Brain imaging work has already suggested gender experience and brain function are linked. Individuals with gender dysphoria display weaker connections between two brain regions, the first detecting one’s body and the second perceiving one’s body as part of oneself. While an oversimplification, one might see this as connecting what our body looks like to what we think our body looks like.

Dr. Feusner has performed his own research on the connection between these body perception regions and gender dysphoria. Along with fellow researchers, he used images to manipulate gender dysphoria by having pre-transition transgender men (those already experiencing gender dysphoria) view masculinized versions of themselves. This increased activity between these regions. In spite of this evidence, it remains unclear whether these connections are directly related to the experience of gender dysphoria specifically.

Perhaps these association areas are functioning correctly in transgender individuals, i.e. activating weakly and showing little development because the body and identity of transgender folks may be at odds. So, manipulating the circuit may simply alter whether or how someone experiences their gender instead of alleviating gender dysphoria.

Differences in the social experiences of transgender and cisgender individuals may guide differences in how we respond to gender-related stimuli, like images. Additionally, efforts to avoid perceiving one’s own body may lead to the disuse and degradation of this pathway in some individuals. These alternative hypotheses exist because manipulating experience and examining the brain circuit itself is only evidence of a region’s involvement with the entire task participants are experiencing.

The recently ended study does not address a significant number of these alternative hypotheses nor is it a particularly novel paradigm. Instead, the researchers are hoping to study this circuit by inducing gender dysphoria in transgender individuals while imaging their brains. Having already examined the brain while manipulating the gender dysphoria participants were already experiencing, I cannot imagine why this new paradigm to induce an artificial gender dysphoric state was necessary given the potential for harm.
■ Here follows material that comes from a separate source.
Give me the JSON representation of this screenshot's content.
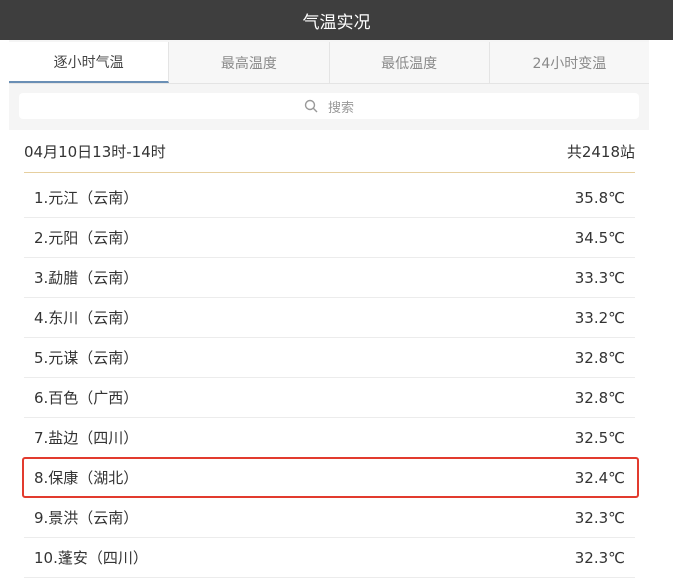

Gender dysphoria induces mental health distress in transgender individuals that would extend beyond the experiment. An organization advocating for individuals who already participated indicates that no plan to address the harm caused by the procedure was provided and the potential for harm was not made clear. Supporting a study that directly harms transgender individuals and would only support previously identified phenomenon goes against my understanding of responsible research.

When I seek approval for my animal research, I must assure a committee that my subjects are treated with the utmost care. This includes identifying any stress or pain the subject may experience, developing procedures to prevent stress or pain, including long-term observation following painful or stressful treatment, and the names of several personal experienced in handling the specific stress and pain issues the subjects may endure.

When harm is unavoidable in a study, there must be a justification. While some researchers examine the biology of pain or stress others are required to explore all alternatives before justifying a paradigm that causes harm. The study where trans men were shown digitally masculinized images of themselves is an alternative method to test whether this connection is related to gender dysphoria. Projects examining mostly the same hypotheses fall well below the threshold for justifying a new harmful paradigm.

The project abstract available to the public also appears to justify the study with a harmful and misinformed position, that medical transitions have become so popular and acceptable that people are getting them without examining the consequences then regretting the decision. An idea that has been thoroughly debunked by Dr. Jack Turban, a fellow Psychology Today blogger.

While the project has been halted, the damage has been done. All responsible parties should be scrutinized for allowing the research proposal to be approved and receive such major funding. That no one along this process identified these issues raises troubling questions about how little these researchers and institutions understand the experiences and needs of the transgender community.